Developers and testers have a variety of tools at their disposal. Our CodePipeline is a tool for continuous delivery that automates the process for the release of new features. It takes new code, and moves it throughout the delivery pipeline until it is ready to go into production. It integrates with popular tools like Jenkins (an opensource tool for continuous integration), as well as testing tools like BlazeMeter or HPE Stormrunner. CodeBuild is the build service that compiles source code, runs unit tests, and packages it so it is ready to deploy. It integrates with CodePipeline. CodeCommit is a Git-compatible (Git is the popular open-source version control system to keep track of changes in code) repository for documents, source code, and binary files. For mobile, we have offer a testing service called AWS Device Farms. It lets mobile developers test from the Cloud on real devices. This is both on Android and iOS. The devices are manually controlled remotely, and tests can be executed automatically.

Has there been a sea change in how banks feel about the Cloud?

Absolutely. I have been at AWS for just over three years, and in 2013 it was quite unusual for a large bank to publically admit that they were using AWS in production. Today HSBC, Tesco Bank, Aviva (a UK-based insurance company) and a variety of other financial service providers are standing up and saying that they are using AWS to great effect. This comes down to two factors. The first is that regulators today are open to the idea of Cloud-services. The Monetary Authority of Singapore (MAS), for example, has given a green-light to financial firms that want to use Cloud-based outsourced services. The second is that the financial industry, which is more security-conscious than almost any industry, has become convinced that the service is secure. Capital One has gone on record saying that AWS is more secure than their own data centres. They understand a lot of information security is heavy lifting, and they can use AWS to accelerate their security and compliance objectives.

How do you help your customers navigate regulation?
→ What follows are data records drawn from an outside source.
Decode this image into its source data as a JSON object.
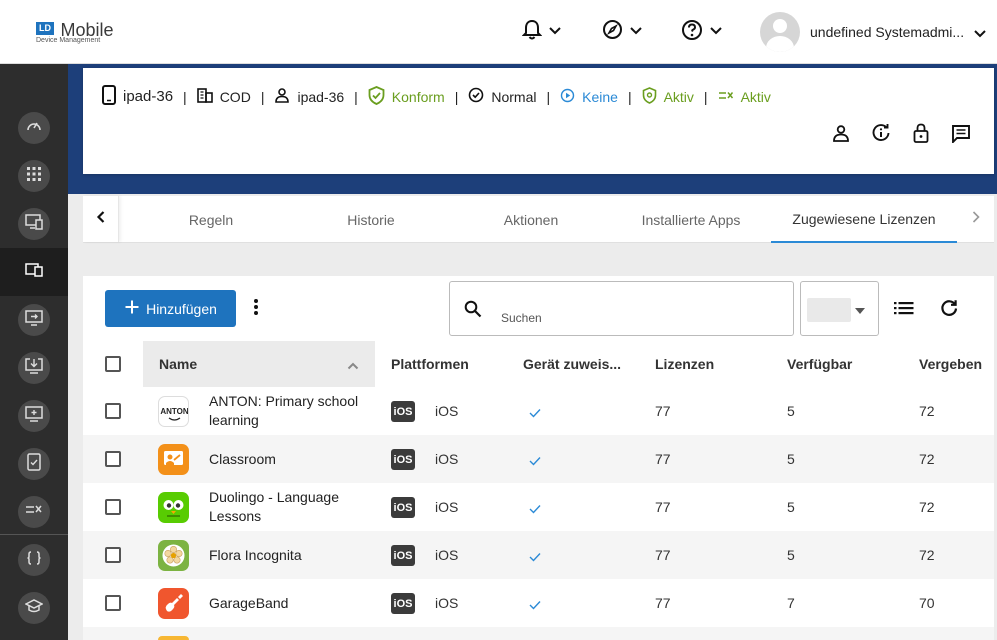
{
  "header": {
    "logo_badge": "LD",
    "logo_title": "Mobile",
    "logo_subtitle": "Device Management",
    "user_name": "undefined Systemadmi..."
  },
  "device": {
    "name": "ipad-36",
    "ownership": "COD",
    "user": "ipad-36",
    "compliance": "Konform",
    "mode": "Normal",
    "action": "Keine",
    "status1": "Aktiv",
    "status2": "Aktiv"
  },
  "tabs": [
    {
      "label": "Regeln"
    },
    {
      "label": "Historie"
    },
    {
      "label": "Aktionen"
    },
    {
      "label": "Installierte Apps"
    },
    {
      "label": "Zugewiesene Lizenzen"
    }
  ],
  "toolbar": {
    "add_label": "Hinzufügen",
    "search_placeholder": "Suchen"
  },
  "table": {
    "columns": [
      "Name",
      "Plattformen",
      "Gerät zuweis...",
      "Lizenzen",
      "Verfügbar",
      "Vergeben"
    ],
    "rows": [
      {
        "name": "ANTON: Primary school learning",
        "platform": "iOS",
        "platform_badge": "iOS",
        "device_assign": true,
        "licenses": "77",
        "available": "5",
        "assigned": "72"
      },
      {
        "name": "Classroom",
        "platform": "iOS",
        "platform_badge": "iOS",
        "device_assign": true,
        "licenses": "77",
        "available": "5",
        "assigned": "72"
      },
      {
        "name": "Duolingo - Language Lessons",
        "platform": "iOS",
        "platform_badge": "iOS",
        "device_assign": true,
        "licenses": "77",
        "available": "5",
        "assigned": "72"
      },
      {
        "name": "Flora Incognita",
        "platform": "iOS",
        "platform_badge": "iOS",
        "device_assign": true,
        "licenses": "77",
        "available": "5",
        "assigned": "72"
      },
      {
        "name": "GarageBand",
        "platform": "iOS",
        "platform_badge": "iOS",
        "device_assign": true,
        "licenses": "77",
        "available": "7",
        "assigned": "70"
      }
    ]
  },
  "app_icons": {
    "anton": {
      "text": "ANTON"
    }
  },
  "colors": {
    "accent": "#1e73be",
    "tab_underline": "#2b8ad6",
    "compliant_green": "#6a9e1f",
    "sidebar": "#2d2d2d",
    "header_band": "#1d3f7a"
  }
}
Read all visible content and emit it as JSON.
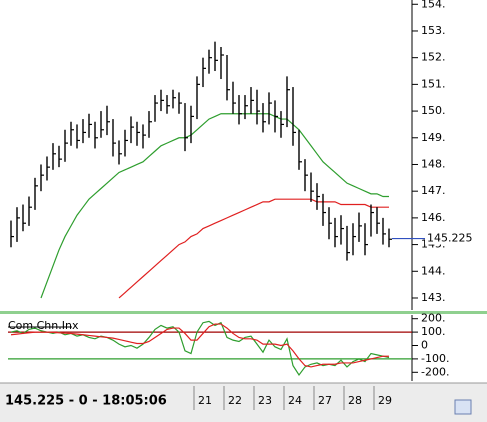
{
  "chart_data": [
    {
      "type": "ohlc",
      "categories": [
        null,
        null,
        null,
        null,
        null,
        null,
        null,
        null,
        null,
        null,
        null,
        null,
        null,
        null,
        null,
        null,
        null,
        null,
        null,
        null,
        null,
        null,
        null,
        null,
        null,
        null,
        null,
        null,
        null,
        null,
        null,
        "21",
        null,
        null,
        null,
        null,
        "22",
        null,
        null,
        null,
        null,
        "23",
        null,
        null,
        null,
        null,
        "24",
        null,
        null,
        null,
        null,
        "27",
        null,
        null,
        null,
        null,
        "28",
        null,
        null,
        null,
        null,
        "29",
        null,
        null
      ],
      "high": [
        145.9,
        146.4,
        146.5,
        146.8,
        147.5,
        148.0,
        148.3,
        148.8,
        148.7,
        149.3,
        149.6,
        149.5,
        149.7,
        149.9,
        149.6,
        150.0,
        150.2,
        149.7,
        148.9,
        149.3,
        149.8,
        149.6,
        149.5,
        150.0,
        150.6,
        150.8,
        150.6,
        150.8,
        150.7,
        150.3,
        150.2,
        151.3,
        152.0,
        152.3,
        152.6,
        152.4,
        152.1,
        151.1,
        150.6,
        150.6,
        150.9,
        150.8,
        150.3,
        150.7,
        150.4,
        150.0,
        151.3,
        150.9,
        149.3,
        148.2,
        147.7,
        147.3,
        146.9,
        146.4,
        146.0,
        146.1,
        145.7,
        145.8,
        146.2,
        145.8,
        146.5,
        146.4,
        146.0,
        145.6
      ],
      "low": [
        144.9,
        145.1,
        145.5,
        145.7,
        146.3,
        147.0,
        147.4,
        147.8,
        147.9,
        148.1,
        148.7,
        148.6,
        148.8,
        149.0,
        148.6,
        149.0,
        149.1,
        148.3,
        148.0,
        148.3,
        148.8,
        148.7,
        148.6,
        149.0,
        149.6,
        150.0,
        149.9,
        150.1,
        149.9,
        148.5,
        148.8,
        149.7,
        150.9,
        151.4,
        151.5,
        151.2,
        150.4,
        149.9,
        149.5,
        149.7,
        149.9,
        149.5,
        149.2,
        149.5,
        149.2,
        149.0,
        149.4,
        148.7,
        147.8,
        147.0,
        146.6,
        146.3,
        145.7,
        145.2,
        144.9,
        145.0,
        144.4,
        144.6,
        145.1,
        144.6,
        145.3,
        145.4,
        145.0,
        144.9
      ],
      "close": [
        145.3,
        146.0,
        145.8,
        146.4,
        147.2,
        147.6,
        147.9,
        148.4,
        148.2,
        148.8,
        149.3,
        148.9,
        149.2,
        149.5,
        149.0,
        149.3,
        149.6,
        148.8,
        148.4,
        148.9,
        149.4,
        149.2,
        149.1,
        149.6,
        150.3,
        150.4,
        150.2,
        150.5,
        150.3,
        149.0,
        149.8,
        151.0,
        151.6,
        152.0,
        151.9,
        152.1,
        150.8,
        150.3,
        149.9,
        150.2,
        150.4,
        150.0,
        149.6,
        150.3,
        149.8,
        149.5,
        150.8,
        149.2,
        148.1,
        147.6,
        147.0,
        146.8,
        146.2,
        145.8,
        145.3,
        145.6,
        144.7,
        145.3,
        145.7,
        145.0,
        146.2,
        145.8,
        145.4,
        145.2
      ],
      "color": "#000000",
      "series": [
        {
          "color": "#2e9e2e",
          "values": [
            null,
            null,
            null,
            null,
            null,
            143.0,
            143.6,
            144.2,
            144.8,
            145.3,
            145.7,
            146.1,
            146.4,
            146.7,
            146.9,
            147.1,
            147.3,
            147.5,
            147.7,
            147.8,
            147.9,
            148.0,
            148.1,
            148.3,
            148.5,
            148.7,
            148.8,
            148.9,
            149.0,
            149.0,
            149.1,
            149.3,
            149.5,
            149.7,
            149.8,
            149.9,
            149.9,
            149.9,
            149.9,
            149.9,
            149.9,
            149.9,
            149.9,
            149.9,
            149.8,
            149.7,
            149.7,
            149.5,
            149.3,
            149.0,
            148.7,
            148.4,
            148.1,
            147.9,
            147.7,
            147.5,
            147.3,
            147.2,
            147.1,
            147.0,
            146.9,
            146.9,
            146.8,
            146.8
          ]
        },
        {
          "color": "#e02020",
          "values": [
            null,
            null,
            null,
            null,
            null,
            null,
            null,
            null,
            null,
            null,
            null,
            null,
            null,
            null,
            null,
            null,
            null,
            null,
            143.0,
            143.2,
            143.4,
            143.6,
            143.8,
            144.0,
            144.2,
            144.4,
            144.6,
            144.8,
            145.0,
            145.1,
            145.3,
            145.4,
            145.6,
            145.7,
            145.8,
            145.9,
            146.0,
            146.1,
            146.2,
            146.3,
            146.4,
            146.5,
            146.6,
            146.6,
            146.7,
            146.7,
            146.7,
            146.7,
            146.7,
            146.7,
            146.7,
            146.6,
            146.6,
            146.6,
            146.6,
            146.5,
            146.5,
            146.5,
            146.5,
            146.5,
            146.4,
            146.4,
            146.4,
            146.4
          ]
        }
      ],
      "ylim": [
        142.55,
        154.16
      ],
      "yticks": [
        {
          "value": 143,
          "label": "143."
        },
        {
          "value": 144,
          "label": "144."
        },
        {
          "value": 145,
          "label": "145."
        },
        {
          "value": 146,
          "label": "146."
        },
        {
          "value": 147,
          "label": "147."
        },
        {
          "value": 148,
          "label": "148."
        },
        {
          "value": 149,
          "label": "149."
        },
        {
          "value": 150,
          "label": "150."
        },
        {
          "value": 151,
          "label": "151."
        },
        {
          "value": 152,
          "label": "152."
        },
        {
          "value": 153,
          "label": "153."
        },
        {
          "value": 154,
          "label": "154."
        }
      ],
      "last_price": 145.225,
      "last_price_color": "#3050c0",
      "status": "145.225 - 0 - 18:05:06"
    },
    {
      "type": "line",
      "title": "Com.Chn.Inx",
      "series": [
        {
          "color": "#2e9e2e",
          "values": [
            100,
            110,
            90,
            120,
            130,
            110,
            100,
            90,
            100,
            80,
            90,
            70,
            80,
            60,
            50,
            70,
            60,
            40,
            10,
            -10,
            0,
            -20,
            10,
            60,
            120,
            150,
            130,
            140,
            100,
            -40,
            -60,
            100,
            170,
            180,
            150,
            170,
            60,
            40,
            30,
            60,
            70,
            10,
            -50,
            40,
            -10,
            -30,
            50,
            -150,
            -220,
            -160,
            -140,
            -130,
            -150,
            -140,
            -150,
            -110,
            -160,
            -120,
            -100,
            -120,
            -60,
            -70,
            -80,
            -90
          ]
        },
        {
          "color": "#e02020",
          "values": [
            80,
            85,
            90,
            95,
            100,
            100,
            100,
            98,
            95,
            92,
            90,
            85,
            80,
            75,
            70,
            65,
            60,
            55,
            45,
            35,
            25,
            15,
            15,
            30,
            60,
            90,
            120,
            130,
            130,
            90,
            40,
            40,
            90,
            140,
            160,
            160,
            130,
            90,
            60,
            50,
            50,
            40,
            10,
            10,
            10,
            0,
            10,
            -40,
            -100,
            -150,
            -160,
            -150,
            -140,
            -140,
            -140,
            -130,
            -130,
            -130,
            -120,
            -110,
            -100,
            -90,
            -80,
            -80
          ]
        }
      ],
      "ylim": [
        -250,
        250
      ],
      "yticks": [
        {
          "value": 200,
          "label": "200."
        },
        {
          "value": 100,
          "label": "100."
        },
        0,
        {
          "value": -100,
          "label": "-100."
        },
        {
          "value": -200,
          "label": "-200."
        }
      ],
      "reference_lines": [
        {
          "value": 100,
          "color": "#a00000"
        },
        {
          "value": -100,
          "color": "#2e9e2e"
        }
      ]
    }
  ]
}
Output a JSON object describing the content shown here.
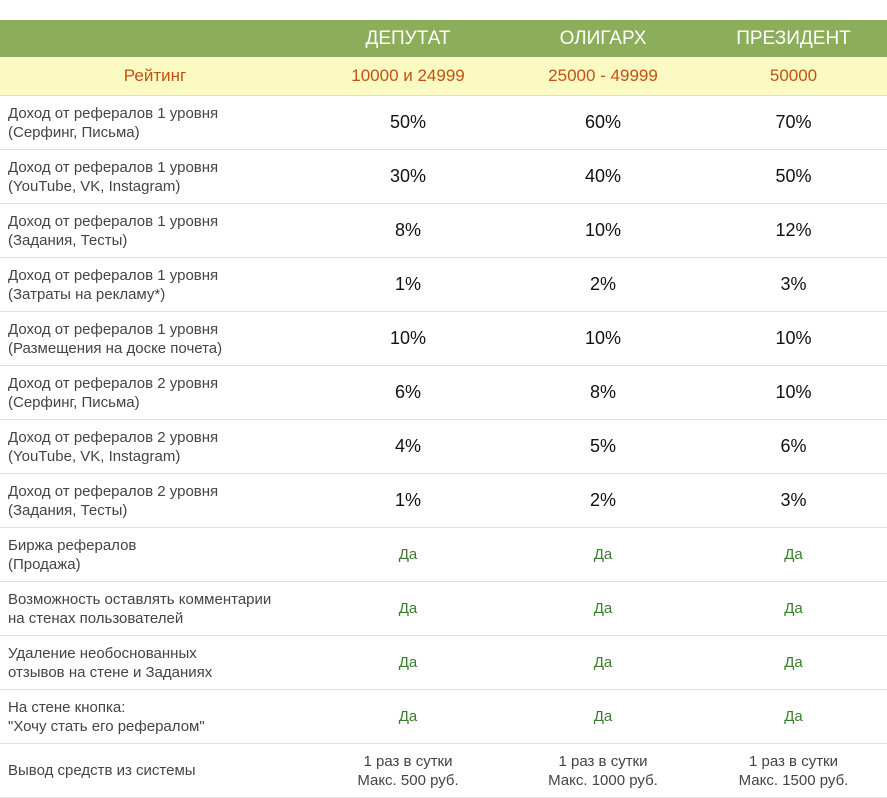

We do our best to make sure that our services are compliant with regulators in any geography, but the regulatory environment makes business more difficult, there is no question about that. We are able to provide visibility and auditing capability to customers operating in the financial services sector. We operate to the Payment Card Industry Data Security Standard (PCI DSS), ISO 27001 [an information standard for IT security management created by the International Organization for Standardization], Service Organization Controls 1, 2, and 3 [a series of accounting standards for financial information], as well as a whole stack of others that map onto particular geographies and national bodies. Regulators have gone on record saying that AWS is compatible with their regulatory regime. I already mentioned the MAS, but the Dutch National Bank has cleared AWS for all facets of financial operations. The audit requirements stay the same, but banks can use AWS provided they can meet those requirements. Other regulators have made statements to the same effect.